Niedersachsen braucht wolfsfreie Gebiete

Die vergangene Plenarwoche im Dezember wurde gleich zu ihrem Beginn von Protesten begleitet. Vor dem Niedersächsischen Landtag kamen Weidetierhalter zusammen, die ihrer Forderung nach einer sogenannten Schutzjagd auf Wölfe in Niedersachsen Nachdruck verschaffen wollten.

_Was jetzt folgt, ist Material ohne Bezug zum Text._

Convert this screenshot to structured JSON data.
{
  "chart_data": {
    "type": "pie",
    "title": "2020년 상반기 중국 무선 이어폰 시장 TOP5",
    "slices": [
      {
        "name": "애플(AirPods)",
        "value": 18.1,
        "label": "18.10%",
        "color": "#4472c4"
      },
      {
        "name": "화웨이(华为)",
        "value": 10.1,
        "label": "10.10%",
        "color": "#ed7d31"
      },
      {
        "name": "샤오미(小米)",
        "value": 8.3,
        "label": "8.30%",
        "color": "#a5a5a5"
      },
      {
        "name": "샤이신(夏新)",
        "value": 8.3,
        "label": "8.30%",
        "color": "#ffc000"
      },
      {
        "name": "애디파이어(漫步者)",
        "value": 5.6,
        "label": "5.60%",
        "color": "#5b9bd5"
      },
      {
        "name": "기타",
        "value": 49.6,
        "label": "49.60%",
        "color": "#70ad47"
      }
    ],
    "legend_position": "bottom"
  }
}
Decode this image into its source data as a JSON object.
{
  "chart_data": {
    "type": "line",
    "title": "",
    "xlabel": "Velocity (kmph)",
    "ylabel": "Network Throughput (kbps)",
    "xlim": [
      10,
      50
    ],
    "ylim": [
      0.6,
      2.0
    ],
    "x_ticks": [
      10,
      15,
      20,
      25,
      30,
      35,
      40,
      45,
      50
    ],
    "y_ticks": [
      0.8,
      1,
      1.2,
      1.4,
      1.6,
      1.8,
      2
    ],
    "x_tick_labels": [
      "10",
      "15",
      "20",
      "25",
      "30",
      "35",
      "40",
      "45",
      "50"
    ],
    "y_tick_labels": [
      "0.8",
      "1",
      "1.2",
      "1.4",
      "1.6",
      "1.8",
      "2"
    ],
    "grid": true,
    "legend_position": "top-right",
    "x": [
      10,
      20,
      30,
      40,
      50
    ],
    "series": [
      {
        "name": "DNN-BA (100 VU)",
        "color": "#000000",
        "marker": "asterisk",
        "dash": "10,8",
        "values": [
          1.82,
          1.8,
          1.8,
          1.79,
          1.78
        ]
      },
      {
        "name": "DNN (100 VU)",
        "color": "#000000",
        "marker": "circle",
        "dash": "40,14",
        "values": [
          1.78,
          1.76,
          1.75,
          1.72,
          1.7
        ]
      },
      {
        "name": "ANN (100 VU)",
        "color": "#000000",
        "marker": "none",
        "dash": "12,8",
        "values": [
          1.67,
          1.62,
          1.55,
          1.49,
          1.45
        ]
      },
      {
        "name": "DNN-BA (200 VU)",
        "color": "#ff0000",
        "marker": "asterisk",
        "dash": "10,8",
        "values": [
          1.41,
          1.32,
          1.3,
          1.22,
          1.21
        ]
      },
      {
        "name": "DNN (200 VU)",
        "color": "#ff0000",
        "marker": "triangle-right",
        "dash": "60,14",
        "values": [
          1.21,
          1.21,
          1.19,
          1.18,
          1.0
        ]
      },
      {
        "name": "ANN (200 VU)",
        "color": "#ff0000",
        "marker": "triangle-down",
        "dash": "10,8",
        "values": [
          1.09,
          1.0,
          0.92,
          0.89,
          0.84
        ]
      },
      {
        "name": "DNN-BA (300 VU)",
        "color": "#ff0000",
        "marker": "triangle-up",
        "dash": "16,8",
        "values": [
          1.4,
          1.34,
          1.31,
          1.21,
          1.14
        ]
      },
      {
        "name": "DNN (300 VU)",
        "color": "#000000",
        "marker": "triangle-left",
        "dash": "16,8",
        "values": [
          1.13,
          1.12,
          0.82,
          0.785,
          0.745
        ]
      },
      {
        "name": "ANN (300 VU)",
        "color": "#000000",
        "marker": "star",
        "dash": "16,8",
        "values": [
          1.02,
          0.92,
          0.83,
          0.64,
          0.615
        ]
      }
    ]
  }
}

Die Antwort des Umweltministers darauf war mehr Resignation als Aktion: „Wir können nicht das ganze Land einzäunen“, entgegnete Olaf Lies. Dem hielt der landwirtschaftspolitische Sprecher der FDP-Fraktion, Hermann Grupe entgegen: „Wir brauchen dringend wolfsfreie Zonen. Sorgen Sie dafür, dass wir an Deichen, in der Nähe menschlicher Siedlungen, bei Waldkindergärten wolfsfreie Zonen durchsetzen können!“

Grupe warf Lies erneut vor, das Wolfsproblem nicht in den Griff zu bekommen. „Sie haben jetzt über ein Jahr bewiesen, dass sie es nicht können“, so Grupe in der Debatte im Plenum. Die Prognose seiner Fraktion sei eingetroffen. Geholfen habe der rhetorische Aktionismus des Ministers niemandem. „Die Wölfe vermehren sich munter weiter. Die Übergriffe auf Weidetiere nehmen zu. Sie lassen die Menschen völlig im Stich.“

Angekündigt habe Lies in der Vergangenheit auch immer wieder, die von den Freien Demokraten in die Diskussion eingebrachte Wolfsverordnung endlich umzusetzen. „Sie haben gesagt, sie würden auch an einer entsprechenden Verordnung arbeiten. Und was müssen wir im Ausschuss hören? Es wird keine geben. Jetzt rudern sie wieder zurück, versprechen den Jägern eine solche.“ Tatsächlich kündigte Minister Lies die Umsetzung einer Wolfsverordnung für das Frühjahr 2020 an.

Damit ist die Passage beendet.